Day 17: Very Punny

Ohhh boy, this should be fun.

17. A pun

My friends and I make puns all the time. Some are really good, most are really quite terrible. In poetry, puns usually aren’t the kinds of things that make you groan and say “come on, dude, cut it out,” but rather, they’re clever double meanings that add dimensions to the works.

In a class exercise, we wrote ekphrasis poems in reaction to works by Laura Wait, an artist based in Santa Fe, New Mexico. My professor has curated and displayed a selection of Wait’s works in our university library. The piece I was given to examine, analyze, and be inspired by was Volute #6, which is absolutely gorgeous and costs $2,750. Someday I’ll be rich enough to afford art and I’ll have a gorgeous, personally curated collection of works. Someday…

Here is my (rough) draft of an ekphrasis poem. It’s literally just a sketched out draft of what could be a neat poem one day, but for now, this is all it is.

 


Ekphrasis: Volute #6

Where do I even begin?

The cover. Crisscross and around and around on a charcoal background with glittering spectacles. Volcanic rock. Firmly bound in brown, a gap of exposed spine, black and white spiral about 3/5 of the way up.

Open it.

Vivid black ink on strong cardstock. “VOLUTE” or chronos Irochronium. Wait 2008. U wait. I wait for a breath and turn the page.

Bright yallow-green or green-yellow. Stamped, dark green labyrinth with a shamrock center. Stamped, orangey-red labyrinth with a square center. Text. “SEVEN RINGS LABYRINTH/GREEK 1200 BC 7:1/11:4.”

It says its Greek.

Indian mandala in India Hopi script from America. Birth and death and life and cycles. Mandala. Labyrinth. Glyph. Fibonacci. Same. Same. Different.
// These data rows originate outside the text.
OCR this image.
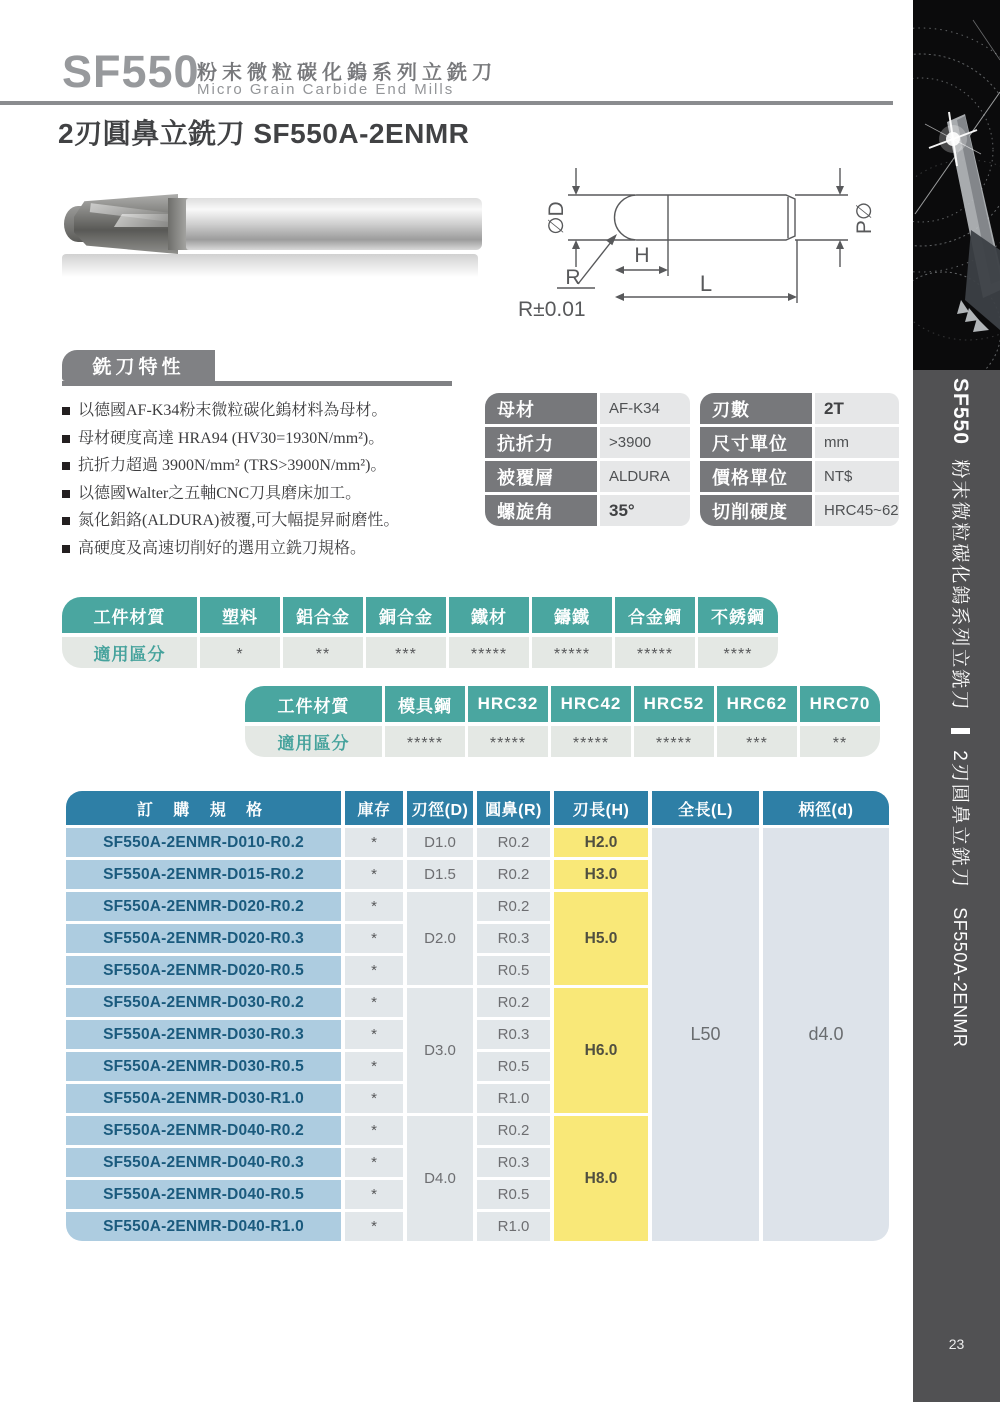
SF550
粉末微粒碳化鎢系列立銑刀
Micro Grain Carbide End Mills
2刃圓鼻立銑刀 SF550A-2ENMR
∅D	P∅
H
L
R
R±0.01
銑刀特性
以德國AF-K34粉末微粒碳化鎢材料為母材。
母材硬度高達 HRA94 (HV30=1930N/mm²)。
抗折力超過 3900N/mm² (TRS>3900N/mm²)。
以德國Walter之五軸CNC刀具磨床加工。
氮化鋁鉻(ALDURA)被覆,可大幅提昇耐磨性。
高硬度及高速切削好的選用立銑刀規格。
母材	AF-K34
抗折力	>3900
被覆層	ALDURA
螺旋角	35°
刃數	2T
尺寸單位	mm
價格單位	NT$
切削硬度	HRC45~62
工件材質	塑料	鋁合金	銅合金	鐵材	鑄鐵	合金鋼	不銹鋼
適用區分	*	**	***	*****	*****	*****	****
工件材質	模具鋼	HRC32	HRC42	HRC52	HRC62	HRC70
適用區分	*****	*****	*****	*****	***	**
訂 購 規 格	庫存	刃徑(D)	圓鼻(R)	刃長(H)	全長(L)	柄徑(d)
SF550A-2ENMR-D010-R0.2	*	D1.0	R0.2	H2.0	L50	d4.0
SF550A-2ENMR-D015-R0.2	*	D1.5	R0.2	H3.0		
SF550A-2ENMR-D020-R0.2	*	D2.0	R0.2	H5.0		
SF550A-2ENMR-D020-R0.3	*		R0.3			
SF550A-2ENMR-D020-R0.5	*		R0.5			
SF550A-2ENMR-D030-R0.2	*	D3.0	R0.2	H6.0		
SF550A-2ENMR-D030-R0.3	*		R0.3			
SF550A-2ENMR-D030-R0.5	*		R0.5			
SF550A-2ENMR-D030-R1.0	*		R1.0			
SF550A-2ENMR-D040-R0.2	*	D4.0	R0.2	H8.0		
SF550A-2ENMR-D040-R0.3	*		R0.3			
SF550A-2ENMR-D040-R0.5	*		R0.5			
SF550A-2ENMR-D040-R1.0	*		R1.0			
SF550 粉末微粒碳化鎢系列立銑刀  2刃圓鼻立銑刀 SF550A-2ENMR
23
I feel like I had a strong start in the beginning but it kinda collapses at the end because I was rushing to get a ton of thoughts out there. Like I said, it’s just a sketch, I’m hoping to set up a time to go back to the piece in the library and have a little more time with it.

But HR, aren’t you forgetting something? Where’s the pun?

I used the artist’s signature as a pun. It was on the page as a credit to who created the piece and when, but I took it as a subtle command to really take in what I was seeing. Does this count? I don’t know. Poetry is hard.